Thomas Demand In Conversation With Sylvia Lavin

Thomas Demand provided an interesting view on the importance of architecture and how it has shaped his art making practice. The destruction of models and how architects handled the models of failed works was interesting in that most architects kept a hold of the models and left the„ often having rooms and rooms filled with past works. Some burned there’s which comes to the point of how paper was used. It was an interesting take on how paper, such a simple medium, could be taken advantage of, and how important of a medium it was for Thomas, how much he admired this medium and used it to its full extent. He elaborated that paper had a certain aesthetic beauty because of its pure simplicity and the way in which it was ubiquitous everywhere in the world.

Taking a look at his practice really interested me in the sense that he had immaculate attention to detail to the most tiniest of things. When preparing his hotel rooms where he wanted to make the private become public, every little thing, from how the room felt, to the scratches on the door had to be just right to his tastes. The smell of the room also had to be just right.

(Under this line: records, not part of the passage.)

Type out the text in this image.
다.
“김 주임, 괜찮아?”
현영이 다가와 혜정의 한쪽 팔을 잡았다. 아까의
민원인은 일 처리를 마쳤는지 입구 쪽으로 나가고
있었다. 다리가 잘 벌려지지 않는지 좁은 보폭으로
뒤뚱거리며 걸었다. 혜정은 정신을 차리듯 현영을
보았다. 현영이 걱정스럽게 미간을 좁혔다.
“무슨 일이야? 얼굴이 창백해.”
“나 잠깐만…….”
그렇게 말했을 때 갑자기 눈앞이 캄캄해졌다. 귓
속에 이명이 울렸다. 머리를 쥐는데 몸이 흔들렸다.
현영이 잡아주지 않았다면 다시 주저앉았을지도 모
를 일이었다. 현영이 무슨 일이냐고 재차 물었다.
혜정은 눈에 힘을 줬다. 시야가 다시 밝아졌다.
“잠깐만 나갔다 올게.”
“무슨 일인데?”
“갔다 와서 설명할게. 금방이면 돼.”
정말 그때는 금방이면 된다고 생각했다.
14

Musty and old was the smell Demand wanted to attain in his rooms but the rooms present were too musty and old. The new Prada store was in view of the building so he wanted them to make the room smell of Prada which involved spraying Prada perfume around the room. It was interesting to find how he defined the ‘smell of Prada’. To me personally, the smell of Prada would have been something more like quality tanned leather and the smell of the ‘factory’ a sort of artificial smell, rather than the smooth smell of Prada perfume.